Tue Mar 8 10:55:15 2016 [Z0][VMM][D]: Message received: DEPLOY FAILURE 1667 Could not create domain from /var/lib/one//datastores/108/1667/deployment.0
Log of the VM says pretty much the same:
Tue Mar 8 10:55:03 2016 [Z0][DiM][I]: New VM state is ACTIVE.
Tue Mar 8 10:55:03 2016 [Z0][LCM][I]: New VM state is PROLOG.
Tue Mar 8 10:55:15 2016 [Z0][LCM][I]: New VM state is BOOT
Tue Mar 8 10:55:15 2016 [Z0][VMM][I]: Generating deployment file: /var/lib/one/vms/1667/deployment.0
Tue Mar 8 10:55:15 2016 [Z0][VMM][I]: ExitCode: 0
Tue Mar 8 10:55:15 2016 [Z0][VMM][I]: Successfully execute network driver operation: pre.
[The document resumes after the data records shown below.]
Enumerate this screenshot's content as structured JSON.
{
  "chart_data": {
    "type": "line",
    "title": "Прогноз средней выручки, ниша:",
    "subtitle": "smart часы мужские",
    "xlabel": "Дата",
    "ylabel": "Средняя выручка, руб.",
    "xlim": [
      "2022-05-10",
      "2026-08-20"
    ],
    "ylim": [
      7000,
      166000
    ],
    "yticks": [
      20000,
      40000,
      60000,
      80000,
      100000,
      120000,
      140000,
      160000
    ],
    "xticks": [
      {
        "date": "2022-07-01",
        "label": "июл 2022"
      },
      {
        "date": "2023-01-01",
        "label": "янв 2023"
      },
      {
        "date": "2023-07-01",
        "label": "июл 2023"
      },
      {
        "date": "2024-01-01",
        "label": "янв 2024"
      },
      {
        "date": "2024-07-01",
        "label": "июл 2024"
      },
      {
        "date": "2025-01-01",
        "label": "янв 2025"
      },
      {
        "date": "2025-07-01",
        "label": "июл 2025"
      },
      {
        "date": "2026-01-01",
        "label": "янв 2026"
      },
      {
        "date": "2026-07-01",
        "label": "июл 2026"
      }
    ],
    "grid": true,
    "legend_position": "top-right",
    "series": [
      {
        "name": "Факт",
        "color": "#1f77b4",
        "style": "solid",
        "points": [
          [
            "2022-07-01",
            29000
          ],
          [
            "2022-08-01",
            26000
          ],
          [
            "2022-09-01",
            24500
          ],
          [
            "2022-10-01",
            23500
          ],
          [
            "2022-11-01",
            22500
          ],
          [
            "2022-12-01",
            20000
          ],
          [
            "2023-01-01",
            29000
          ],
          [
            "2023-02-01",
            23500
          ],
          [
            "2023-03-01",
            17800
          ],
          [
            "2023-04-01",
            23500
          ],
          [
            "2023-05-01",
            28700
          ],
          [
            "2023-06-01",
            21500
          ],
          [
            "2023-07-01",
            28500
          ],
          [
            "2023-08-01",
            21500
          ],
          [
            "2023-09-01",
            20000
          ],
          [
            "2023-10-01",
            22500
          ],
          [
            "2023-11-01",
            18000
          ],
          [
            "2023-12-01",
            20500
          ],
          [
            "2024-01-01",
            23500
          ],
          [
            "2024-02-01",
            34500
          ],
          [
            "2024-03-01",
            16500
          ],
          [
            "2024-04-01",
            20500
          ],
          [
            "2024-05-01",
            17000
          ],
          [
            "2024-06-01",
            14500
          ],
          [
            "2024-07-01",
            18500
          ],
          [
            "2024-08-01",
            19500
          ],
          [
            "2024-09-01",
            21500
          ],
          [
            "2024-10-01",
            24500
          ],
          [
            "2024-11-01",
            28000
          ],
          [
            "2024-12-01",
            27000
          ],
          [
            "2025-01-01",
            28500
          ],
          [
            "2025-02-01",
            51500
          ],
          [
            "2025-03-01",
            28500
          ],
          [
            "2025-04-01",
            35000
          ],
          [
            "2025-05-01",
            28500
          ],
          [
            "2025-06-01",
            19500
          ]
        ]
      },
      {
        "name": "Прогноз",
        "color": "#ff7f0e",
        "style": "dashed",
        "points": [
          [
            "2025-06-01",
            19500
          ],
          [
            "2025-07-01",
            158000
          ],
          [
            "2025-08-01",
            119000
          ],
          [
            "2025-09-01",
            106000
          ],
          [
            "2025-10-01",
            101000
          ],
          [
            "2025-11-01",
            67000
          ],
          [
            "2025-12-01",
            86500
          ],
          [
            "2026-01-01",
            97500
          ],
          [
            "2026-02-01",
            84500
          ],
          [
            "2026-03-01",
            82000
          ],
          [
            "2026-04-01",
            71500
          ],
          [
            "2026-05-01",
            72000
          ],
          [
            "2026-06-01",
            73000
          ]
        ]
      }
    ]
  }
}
Tue Mar 8 10:55:15 2016 [Z0][VMM][I]: Command execution fail: cat << EOT | /var/tmp/one/vmm/kvm/deploy '/var/lib/one//datastores/108/1667/deployment.0' 'fras004' 1667 fras004
Tue Mar 8 10:55:15 2016 [Z0][VMM][I]: error: Failed to create domain from /var/lib/one//datastores/108/1667/deployment.0
Tue Mar 8 10:55:15 2016 [Z0][VMM][I]: error: Failed to open file '/var/lib/one//datastores/108/1667/disk.1': No such file or directory
Tue Mar 8 10:55:15 2016 [Z0][VMM][E]: Could not create domain from /var/lib/one//datastores/108/1667/deployment.0
Tue Mar 8 10:55:15 2016 [Z0][VMM][I]: ExitCode: 255
Tue Mar 8 10:55:15 2016 [Z0][VMM][I]: Failed to execute virtualization driver operation: deploy.
Tue Mar 8 10:55:15 2016 [Z0][VMM][E]: Error deploying virtual machine: Could not create domain from /var/lib/one//datastores/108/1667/deployment.0
Tue Mar 8 10:55:15 2016 [Z0][DiM][I]: New VM state is FAILED
On the hypervisor there is a directory created containing only deployment.0 and disk.1.iso shortcut pointing to a non existing file.
From both controller and hypervisor I can list rbd images.
KVM log of the VM /var/log/libvirt/qemu/one-1667.log says only:
2016-03-08 09:55:15.982+0000: shutting down
If I try to execute virsh --connect qemu:///system create /var/lib/one/datastores/108/1667/deployment.0 I get the same error as previously error: Failed to create domain from /var/lib/one/datastores/108/1667/deployment.0 error: Failed to open file '/var/lib/one//datastores/108/1667/disk.1': No such file or directory
Like said previously disk.1 file is not transferred in the directory but I cannot find the reason why.
Oned.log, syslog, dmesg provides no further insight into the problem.
Any idea where can I look further to find more detail on the error or how can I proceed with solving it first.
It looks like datastore 108, the system datastore, is using TM_MAD=ceph, can you change that to TM_MAD=ssh? in fact, you have named it “system_ssh_ceph”, do you know if you’ve changed the TM for some reason?
That was the problem for one of the controller nodes (we have two clustered over pacemaker/corosync) the other one does not create rbd context file. But that is other thing to deal with.
I don’t know how the driver was changed, I did restart the OpenNebula services though, but didn’t touch the config, didn’t see the point in altering the configuration that was working previously.